4
votes

I have a dataframe having two columns. One Column contains text. Each row of that column one contains some type of data of three different classes(skill,qualification,experience) and other column is their respective class labels.

Snapshot of the dataframe:

snapshot of the dataframe

How to apply svm from package e1071. How to Convert text data Column into some score. I thought of converting the textual column into document-term matrix. Is their any other way? How to make a d-t-matrix ?

3

3 Answers

5
votes

You can use RTextTools packages to create a document term matrix. Use create_matrix function :

# Create the document term matrix. If column name is v1
dtMatrix <- create_matrix(data["v1"])

Then you can train your SVM model using this:

# Configure the training data
container <- create_container(dtMatrix, data$label, trainSize=1:102, virgin=FALSE)
 
# train a SVM Model
model <- train_model(container, "SVM", kernel="linear", cost=1)

For information, RTextTools user e1071 package internally to train the models.

For more details, please refer the RTextTools and e1071 documentation.

0
votes

You could use the tm package in R. You will have to preprocess the text before forming the document term matrix which includes - removal of stop words,punctuations, numbers ,normalizations (USA = U.S.A) , stemming etc. add weighting to the dtm - ( tfidf) to add more importance to significant terms.
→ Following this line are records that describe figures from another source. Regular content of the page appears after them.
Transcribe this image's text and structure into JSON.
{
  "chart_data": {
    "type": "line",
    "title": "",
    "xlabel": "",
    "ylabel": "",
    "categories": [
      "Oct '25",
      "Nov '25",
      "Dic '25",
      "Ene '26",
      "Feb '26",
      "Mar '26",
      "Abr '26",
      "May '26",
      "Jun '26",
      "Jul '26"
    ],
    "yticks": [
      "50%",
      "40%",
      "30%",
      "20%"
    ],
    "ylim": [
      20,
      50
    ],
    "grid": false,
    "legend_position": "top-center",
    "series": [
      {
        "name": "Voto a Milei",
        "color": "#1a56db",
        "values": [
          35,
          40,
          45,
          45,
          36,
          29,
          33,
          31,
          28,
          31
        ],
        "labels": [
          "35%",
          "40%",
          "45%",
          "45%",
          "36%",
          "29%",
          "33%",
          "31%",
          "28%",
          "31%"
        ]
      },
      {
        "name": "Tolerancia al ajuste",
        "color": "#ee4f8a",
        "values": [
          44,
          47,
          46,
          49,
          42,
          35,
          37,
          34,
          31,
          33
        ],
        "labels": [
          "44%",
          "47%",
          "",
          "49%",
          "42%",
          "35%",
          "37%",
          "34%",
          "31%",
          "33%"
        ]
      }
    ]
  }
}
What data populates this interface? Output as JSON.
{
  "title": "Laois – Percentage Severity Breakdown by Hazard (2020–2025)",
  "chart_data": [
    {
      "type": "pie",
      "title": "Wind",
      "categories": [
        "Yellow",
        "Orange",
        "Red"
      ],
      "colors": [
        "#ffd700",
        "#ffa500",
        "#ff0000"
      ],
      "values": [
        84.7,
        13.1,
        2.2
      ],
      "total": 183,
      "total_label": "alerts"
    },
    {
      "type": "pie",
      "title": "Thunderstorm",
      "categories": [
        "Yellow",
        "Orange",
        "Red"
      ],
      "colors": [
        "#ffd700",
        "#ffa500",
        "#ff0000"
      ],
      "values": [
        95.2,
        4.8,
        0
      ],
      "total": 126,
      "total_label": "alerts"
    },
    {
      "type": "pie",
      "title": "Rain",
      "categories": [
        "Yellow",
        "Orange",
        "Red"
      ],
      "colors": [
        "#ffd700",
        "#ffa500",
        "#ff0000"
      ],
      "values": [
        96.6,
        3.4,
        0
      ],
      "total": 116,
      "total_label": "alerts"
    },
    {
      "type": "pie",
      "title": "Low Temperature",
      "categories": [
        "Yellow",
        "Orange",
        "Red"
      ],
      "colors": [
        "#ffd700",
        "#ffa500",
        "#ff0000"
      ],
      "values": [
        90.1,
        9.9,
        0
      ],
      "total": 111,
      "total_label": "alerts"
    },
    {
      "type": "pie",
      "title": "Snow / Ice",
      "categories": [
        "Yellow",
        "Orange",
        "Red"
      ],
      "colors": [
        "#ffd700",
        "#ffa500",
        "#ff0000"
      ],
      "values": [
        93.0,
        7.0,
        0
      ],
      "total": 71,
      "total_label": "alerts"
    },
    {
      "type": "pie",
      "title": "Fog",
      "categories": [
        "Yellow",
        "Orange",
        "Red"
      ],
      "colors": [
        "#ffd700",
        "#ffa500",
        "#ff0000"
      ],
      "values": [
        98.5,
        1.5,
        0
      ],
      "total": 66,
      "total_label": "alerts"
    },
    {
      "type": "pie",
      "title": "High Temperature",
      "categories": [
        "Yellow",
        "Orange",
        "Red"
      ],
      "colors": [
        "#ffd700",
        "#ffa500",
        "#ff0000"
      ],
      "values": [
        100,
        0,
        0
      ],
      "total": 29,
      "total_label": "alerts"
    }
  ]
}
Once you are done with these steps, you may use the svm() from e1071 to train the classifier

 fit <- svm(x, y, kernel = "linear") 

Here,

  x = dtm 

  y = a vector of the corresponding labels 

Use the model to predict the classes for your test data ( make sure your test data is pre-processed as well)

0
votes

I also considered using RTextTools. It has a relatively easy implementation. However, it is useless if your data has a class imbalance. It doesn't allow you to control a stratified split in your container.

container <- create_container(dtMatrix, data$label, trainSize=1:102, virgin=FALSE)

You don't know how the proportion of your class labels would end up in "trainSize=1:102" argument. It is also not being maintained. So, I would avoid using it.